On February 22, it was announced that Donald Faison would be guest starring in the season seven finale in an undisclosed role, which was revealed to be Booster Gold. Faison would have been promoted to series regular had the series been renewed for an eighth season. Tom Forbes guest stars as Alun Thomas.

=== Filming ===
"Knocked Down, Knocked Up" was directed by Kevin Mock. Filming of the episode began on December 3, 2021 and concluded on December 16. In an interview, Mock said that a few of Faison's scenes were not in the original script but added due to the fact that they enjoyed working together.

== Release ==
"Knocked Down, Knocked Up" was first aired in the United States on The CW on March 2, 2022. It was watched by 440 thousand viewers with a 0.08 share among adults aged 18 to 49.

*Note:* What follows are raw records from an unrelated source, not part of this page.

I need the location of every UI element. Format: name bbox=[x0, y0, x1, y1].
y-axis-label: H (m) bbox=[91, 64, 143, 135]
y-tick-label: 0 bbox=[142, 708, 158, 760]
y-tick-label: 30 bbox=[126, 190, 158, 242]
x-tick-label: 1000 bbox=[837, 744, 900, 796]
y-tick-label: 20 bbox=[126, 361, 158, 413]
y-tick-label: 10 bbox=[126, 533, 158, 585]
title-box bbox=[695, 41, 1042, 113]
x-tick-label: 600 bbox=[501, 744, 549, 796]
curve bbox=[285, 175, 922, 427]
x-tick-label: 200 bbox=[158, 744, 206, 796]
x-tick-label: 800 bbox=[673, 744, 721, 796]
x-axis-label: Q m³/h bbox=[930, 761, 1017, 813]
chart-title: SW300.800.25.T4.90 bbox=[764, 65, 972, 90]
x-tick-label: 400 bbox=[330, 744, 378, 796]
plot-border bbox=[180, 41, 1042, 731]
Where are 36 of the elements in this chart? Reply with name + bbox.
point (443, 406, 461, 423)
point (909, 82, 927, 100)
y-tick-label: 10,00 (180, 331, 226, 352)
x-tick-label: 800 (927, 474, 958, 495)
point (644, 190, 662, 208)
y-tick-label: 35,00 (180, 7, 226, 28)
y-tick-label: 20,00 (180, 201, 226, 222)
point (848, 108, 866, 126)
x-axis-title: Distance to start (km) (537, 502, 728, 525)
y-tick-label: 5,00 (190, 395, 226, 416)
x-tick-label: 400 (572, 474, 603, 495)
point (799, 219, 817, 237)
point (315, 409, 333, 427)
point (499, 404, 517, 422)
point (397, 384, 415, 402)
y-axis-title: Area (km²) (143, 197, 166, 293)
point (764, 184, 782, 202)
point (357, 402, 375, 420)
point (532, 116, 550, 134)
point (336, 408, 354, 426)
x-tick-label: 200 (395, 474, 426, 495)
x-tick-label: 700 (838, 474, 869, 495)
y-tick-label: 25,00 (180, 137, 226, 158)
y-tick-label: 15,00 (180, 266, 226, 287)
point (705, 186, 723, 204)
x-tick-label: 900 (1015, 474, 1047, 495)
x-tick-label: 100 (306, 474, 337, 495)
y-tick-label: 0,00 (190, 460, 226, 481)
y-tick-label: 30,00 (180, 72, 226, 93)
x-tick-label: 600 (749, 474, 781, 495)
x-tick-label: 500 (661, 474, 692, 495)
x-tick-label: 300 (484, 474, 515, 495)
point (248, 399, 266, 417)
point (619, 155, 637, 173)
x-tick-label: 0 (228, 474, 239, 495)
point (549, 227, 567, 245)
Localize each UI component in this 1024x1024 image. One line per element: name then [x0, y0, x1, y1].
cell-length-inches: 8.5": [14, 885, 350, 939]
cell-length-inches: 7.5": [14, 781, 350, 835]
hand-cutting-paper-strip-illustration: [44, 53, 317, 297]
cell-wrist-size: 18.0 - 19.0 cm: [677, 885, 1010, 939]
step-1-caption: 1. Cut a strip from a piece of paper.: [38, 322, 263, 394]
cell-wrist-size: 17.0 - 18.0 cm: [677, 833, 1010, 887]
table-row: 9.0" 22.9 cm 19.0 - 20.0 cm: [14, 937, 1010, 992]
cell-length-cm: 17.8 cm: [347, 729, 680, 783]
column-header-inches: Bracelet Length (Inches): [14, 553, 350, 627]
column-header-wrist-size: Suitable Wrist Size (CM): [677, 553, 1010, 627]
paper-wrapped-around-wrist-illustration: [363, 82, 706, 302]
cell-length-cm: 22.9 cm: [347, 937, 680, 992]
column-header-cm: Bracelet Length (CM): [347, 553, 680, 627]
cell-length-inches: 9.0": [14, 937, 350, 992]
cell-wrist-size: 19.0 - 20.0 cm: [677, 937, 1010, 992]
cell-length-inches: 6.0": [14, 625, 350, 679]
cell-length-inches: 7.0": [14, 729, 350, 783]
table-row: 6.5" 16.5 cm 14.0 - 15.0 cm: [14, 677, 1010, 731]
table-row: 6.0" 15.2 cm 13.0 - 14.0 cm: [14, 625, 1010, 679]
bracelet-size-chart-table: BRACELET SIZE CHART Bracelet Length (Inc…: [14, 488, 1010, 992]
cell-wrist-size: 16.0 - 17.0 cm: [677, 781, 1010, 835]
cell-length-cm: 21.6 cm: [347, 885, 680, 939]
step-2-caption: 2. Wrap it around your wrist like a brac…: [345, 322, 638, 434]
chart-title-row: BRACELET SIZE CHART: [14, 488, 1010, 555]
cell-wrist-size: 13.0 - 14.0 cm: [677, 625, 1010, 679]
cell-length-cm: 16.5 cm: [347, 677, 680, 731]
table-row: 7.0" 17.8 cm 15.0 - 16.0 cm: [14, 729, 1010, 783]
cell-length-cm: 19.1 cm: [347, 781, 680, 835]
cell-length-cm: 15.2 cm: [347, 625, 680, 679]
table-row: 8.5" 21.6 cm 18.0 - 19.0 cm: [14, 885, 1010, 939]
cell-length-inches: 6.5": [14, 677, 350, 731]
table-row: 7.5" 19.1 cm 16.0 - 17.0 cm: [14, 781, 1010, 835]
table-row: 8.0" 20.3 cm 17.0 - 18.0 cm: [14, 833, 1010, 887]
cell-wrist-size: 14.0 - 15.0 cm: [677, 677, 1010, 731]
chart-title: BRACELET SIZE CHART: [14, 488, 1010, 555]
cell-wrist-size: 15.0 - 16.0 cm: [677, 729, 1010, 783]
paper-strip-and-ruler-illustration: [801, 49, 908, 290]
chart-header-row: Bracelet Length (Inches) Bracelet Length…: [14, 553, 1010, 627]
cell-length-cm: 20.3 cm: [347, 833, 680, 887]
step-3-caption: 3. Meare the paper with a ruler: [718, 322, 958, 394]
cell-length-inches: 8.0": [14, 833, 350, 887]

On July 19, 2022, the episode was released as a part of the Legends of Tomorrow season seven box set for both DVD and Blu-ray.

=== Reception ===
The episode received generally positive reviews from critics. Jarrod Jones of The A.V. Club gave the episode an A−. Writing for CBR, Zeid Abughazaleh said, "As one door closes, hundreds more open up as the Legends of Tomorrow wave off another season". In a Collider article written after the CW canceled the series, Usama Masood wrote, "If anything, the finale retcons the original idea that The Legends will be unknown heroes in the future, making their ending even more suitable".